Archive

In DVD/Blu-ray by Alex Moss Editor

Dealing with all things existential Archive is a sci-fi that while lacking in originality possesses a great deal of heart. Those familiar with films like Blade Runner, AI: Artificial Intelligence and perhaps most pertinently Duncan Jones’ Moon will feel on familiar ground.

Moon being of significance because Archive writer-director Gavin Rothery was a key part in the visual design of that film. That same aesthetic is present in Archive but in many ways Rothery elevates through sheer will rather than budget.

Archive follows George (Theo James) a robotics pioneer living in an isolated research centre. Think Ex_Machina’s Icelandic vistas with a less Apple more Aliens edge to it. Working on a new design of robot it becomes clear he is mourning the loss of his wife Jules (Stacy Martin). But with George’s latest creation and the ability to transfer memory into the titular device, is Jules really gone and if she isn’t, is she still her?

There are times when Archive drifts a little, spending too much time trying to keep its mystery guarded while simultaneously telegraphing it. The irony being the end has very little to do with the obvious twists and turns it conjures to leave you with something altogether more potent.

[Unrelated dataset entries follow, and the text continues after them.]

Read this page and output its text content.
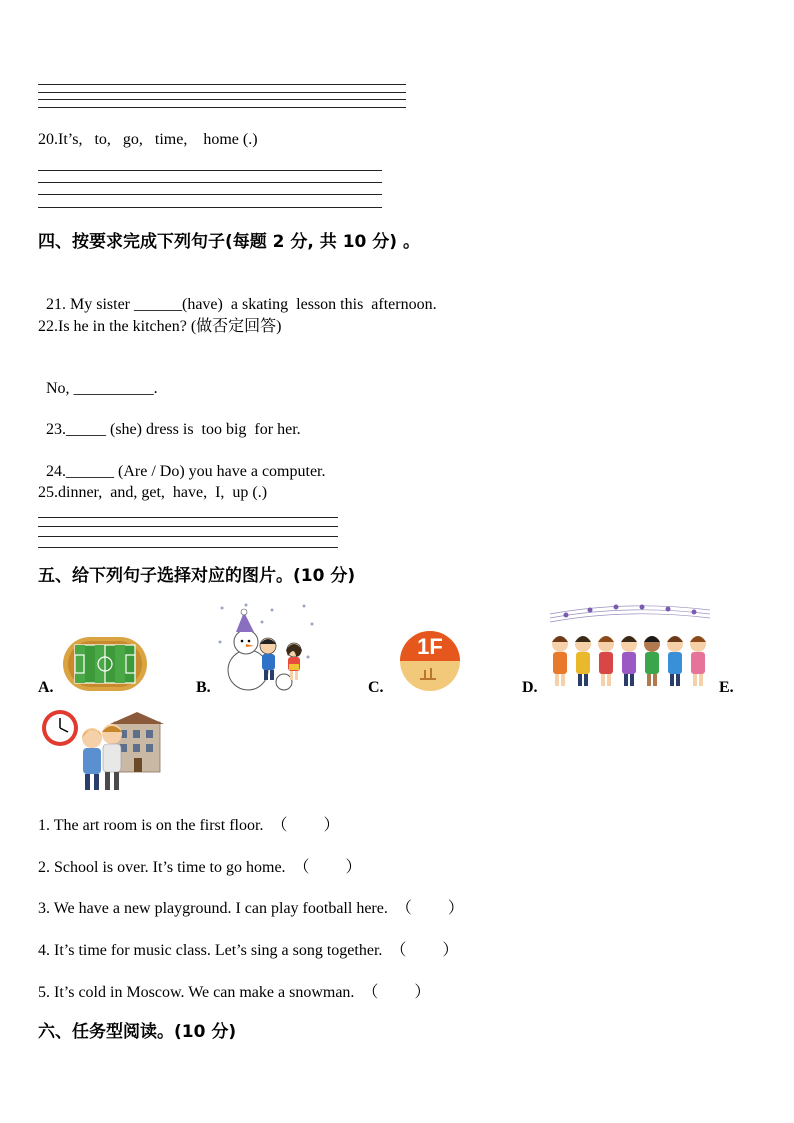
20.It’s,   to,   go,   time,    home (.)
四、按要求完成下列句子(每题 2 分, 共 10 分) 。

21. My sister ______(have)  a skating  lesson this  afternoon.

22.Is he in the kitchen? (做否定回答)

No, __________.

23._____ (she) dress is  too big  for her.

24.______ (Are / Do) you have a computer.

25.dinner,  and, get,  have,  I,  up (.)
五、给下列句子选择对应的图片。(10 分)
A.	B.	C.
1F
D.	E.
1. The art room is on the first floor.  （         ）
2. School is over. It’s time to go home.  （         ）
3. We have a new playground. I can play football here.  （         ）
4. It’s time for music class. Let’s sing a song together.  （         ）
5. It’s cold in Moscow. We can make a snowman.  （         ）
六、任务型阅读。(10 分)
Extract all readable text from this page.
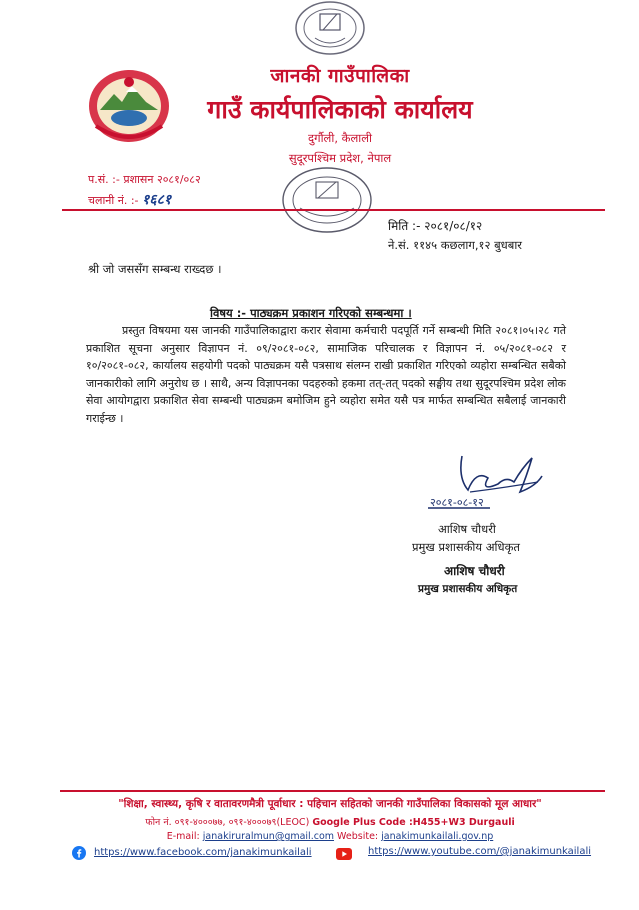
जानकी गाउँपालिका
गाउँ कार्यपालिकाको कार्यालय
दुर्गौली, कैलाली
सुदूरपश्चिम प्रदेश, नेपाल
प.सं. :- प्रशासन २०८१/०८२
चलानी नं. :- १६८१
मिति :- २०८१/०८/१२
ने.सं. ११४५ कछलाग,१२ बुधबार
श्री जो जससँग सम्बन्ध राख्दछ ।
विषय :- पाठ्यक्रम प्रकाशन गरिएको सम्बन्धमा ।
प्रस्तुत विषयमा यस जानकी गाउँपालिकाद्वारा करार सेवामा कर्मचारी पदपूर्ति गर्ने सम्बन्धी मिति २०८१।०५।२८ गते प्रकाशित सूचना अनुसार विज्ञापन नं. ०९/२०८१-०८२, सामाजिक परिचालक र विज्ञापन नं. ०५/२०८१-०८२ र १०/२०८१-०८२, कार्यालय सहयोगी पदको पाठ्यक्रम यसै पत्रसाथ संलग्न राखी प्रकाशित गरिएको व्यहोरा सम्बन्धित सबैको जानकारीको लागि अनुरोध छ । साथै, अन्य विज्ञापनका पदहरुको हकमा तत्-तत् पदको सङ्घीय तथा सुदूरपश्चिम प्रदेश लोक सेवा आयोगद्वारा प्रकाशित सेवा सम्बन्धी पाठ्यक्रम बमोजिम हुने व्यहोरा समेत यसै पत्र मार्फत सम्बन्धित सबैलाई जानकारी गराईन्छ ।
२०८१-०८-१२
आशिष चौधरी
प्रमुख प्रशासकीय अधिकृत
आशिष चौधरी
प्रमुख प्रशासकीय अधिकृत
"शिक्षा, स्वास्थ्य, कृषि र वातावरणमैत्री पूर्वाधार : पहिचान सहितको जानकी गाउँपालिका विकासको मूल आधार"
फोन नं. ०९१-४०००७७, ०९१-४०००७९(LEOC) Google Plus Code :H455+W3 Durgauli
E-mail: janakiruralmun@gmail.com Website: janakimunkailali.gov.np
https://www.facebook.com/janakimunkailali	https://www.youtube.com/@janakimunkailali
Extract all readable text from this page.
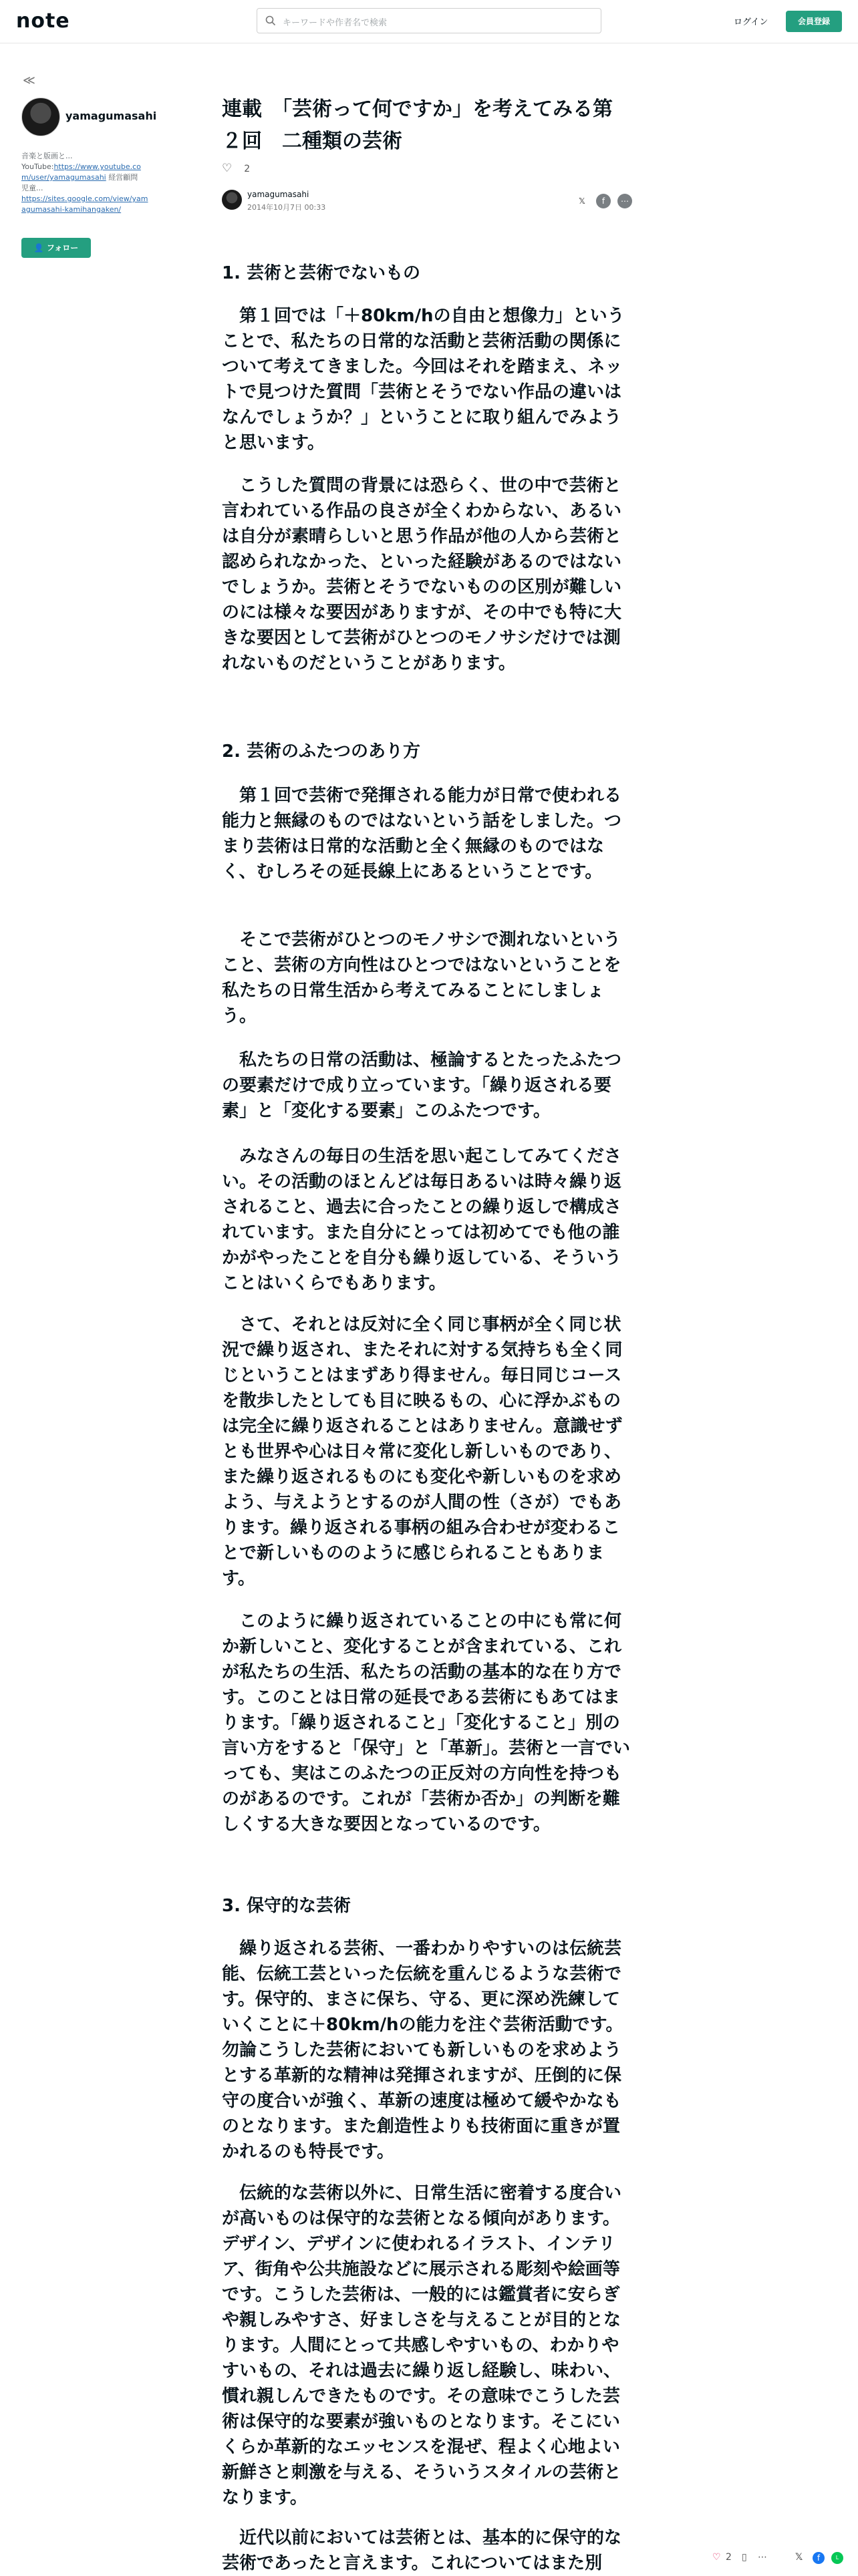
note	キーワードや作者名で検索	ログイン	会員登録
≪
yamagumasahi
音楽と版画と...
YouTube:https://www.youtube.com/user/yamagumasahi 経営顧問
児童...
https://sites.google.com/view/yamagumasahi-kamihangaken/
👤 フォロー
連載　「芸術って何ですか」を考えてみる第２回　二種類の芸術
♡ 2
yamagumasahi
2014年10月7日 00:33
𝕏 f ⋯
1. 芸術と芸術でないもの

第１回では「＋80km/hの自由と想像力」ということで、私たちの日常的な活動と芸術活動の関係について考えてきました。今回はそれを踏まえ、ネットで見つけた質問「芸術とそうでない作品の違いはなんでしょうか？」ということに取り組んでみようと思います。

こうした質問の背景には恐らく、世の中で芸術と言われている作品の良さが全くわからない、あるいは自分が素晴らしいと思う作品が他の人から芸術と認められなかった、といった経験があるのではないでしょうか。芸術とそうでないものの区別が難しいのには様々な要因がありますが、その中でも特に大きな要因として芸術がひとつのモノサシだけでは測れないものだということがあります。

2. 芸術のふたつのあり方

第１回で芸術で発揮される能力が日常で使われる能力と無縁のものではないという話をしました。つまり芸術は日常的な活動と全く無縁のものではなく、むしろその延長線上にあるということです。

そこで芸術がひとつのモノサシで測れないということ、芸術の方向性はひとつではないということを私たちの日常生活から考えてみることにしましょう。

私たちの日常の活動は、極論するとたったふたつの要素だけで成り立っています。「繰り返される要素」と「変化する要素」このふたつです。

みなさんの毎日の生活を思い起こしてみてください。その活動のほとんどは毎日あるいは時々繰り返されること、過去に合ったことの繰り返しで構成されています。また自分にとっては初めてでも他の誰かがやったことを自分も繰り返している、そういうことはいくらでもあります。

さて、それとは反対に全く同じ事柄が全く同じ状況で繰り返され、またそれに対する気持ちも全く同じということはまずあり得ません。毎日同じコースを散歩したとしても目に映るもの、心に浮かぶものは完全に繰り返されることはありません。意識せずとも世界や心は日々常に変化し新しいものであり、また繰り返されるものにも変化や新しいものを求めよう、与えようとするのが人間の性（さが）でもあります。繰り返される事柄の組み合わせが変わることで新しいもののように感じられることもあります。

このように繰り返されていることの中にも常に何か新しいこと、変化することが含まれている、これが私たちの生活、私たちの活動の基本的な在り方です。このことは日常の延長である芸術にもあてはまります。「繰り返されること」「変化すること」別の言い方をすると「保守」と「革新」。芸術と一言でいっても、実はこのふたつの正反対の方向性を持つものがあるのです。これが「芸術か否か」の判断を難しくする大きな要因となっているのです。

3. 保守的な芸術

繰り返される芸術、一番わかりやすいのは伝統芸能、伝統工芸といった伝統を重んじるような芸術です。保守的、まさに保ち、守る、更に深め洗練していくことに＋80km/hの能力を注ぐ芸術活動です。勿論こうした芸術においても新しいものを求めようとする革新的な精神は発揮されますが、圧倒的に保守の度合いが強く、革新の速度は極めて緩やかなものとなります。また創造性よりも技術面に重きが置かれるのも特長です。

伝統的な芸術以外に、日常生活に密着する度合いが高いものは保守的な芸術となる傾向があります。デザイン、デザインに使われるイラスト、インテリア、街角や公共施設などに展示される彫刻や絵画等です。こうした芸術は、一般的には鑑賞者に安らぎや親しみやすさ、好ましさを与えることが目的となります。人間にとって共感しやすいもの、わかりやすいもの、それは過去に繰り返し経験し、味わい、慣れ親しんできたものです。その意味でこうした芸術は保守的な要素が強いものとなります。そこにいくらか革新的なエッセンスを混ぜ、程よく心地よい新鮮さと刺激を与える、そういうスタイルの芸術となります。

近代以前においては芸術とは、基本的に保守的な芸術であったと言えます。これについてはまた別	♡ 2 ▯ ⋯	𝕏	f	L
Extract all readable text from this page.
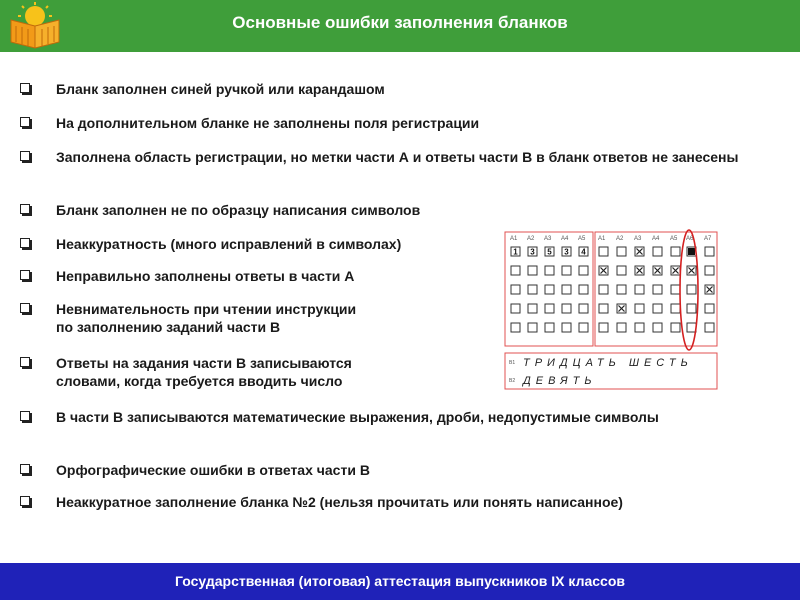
Основные ошибки заполнения бланков
Бланк заполнен синей ручкой или карандашом
На дополнительном бланке не заполнены поля регистрации
Заполнена область регистрации, но метки части А и ответы части В в бланк ответов не занесены
Бланк заполнен не по образцу написания символов
Неаккуратность (много исправлений в символах)
Неправильно заполнены ответы в части А
Невнимательность при чтении инструкции
по заполнению заданий части В
Ответы на задания части В записываются
словами, когда требуется вводить число
В части В записываются математические выражения, дроби, недопустимые символы
Орфографические ошибки в ответах части В
Неаккуратное заполнение бланка №2 (нельзя прочитать или понять написанное)
А1 А2 А3 А4 А5 А1 А2 А3 А4 А5 А6 А7
1 3 5 3 4
В1 ТРИДЦАТЬ ШЕСТЬ
В2 ДЕВЯТЬ
Государственная (итоговая) аттестация выпускников IX классов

Thematically the idea of memory and whether what makes us human is defined by how we perceive ourselves has been done countless times and Archive never pushes that envelope. But it does mark Rothery out as a filmmaker of interest in the way he juggles narrative, character and concept.

His at times Dr. Who visual effects are rarely anything but a bit kitsch but from time to time he delves into Chris Cunningham levels of immersive, dystopian sci-fi future-gazing. 

 

Diet Ex_Machina if you will but Archive is nonetheless a film that is brimming with heart and an inventiveness in its simplicity that allows it to become a thought-provoking if slightly confused allegory for what it is to be human. File Archive director Rothery under ‘one to watch’.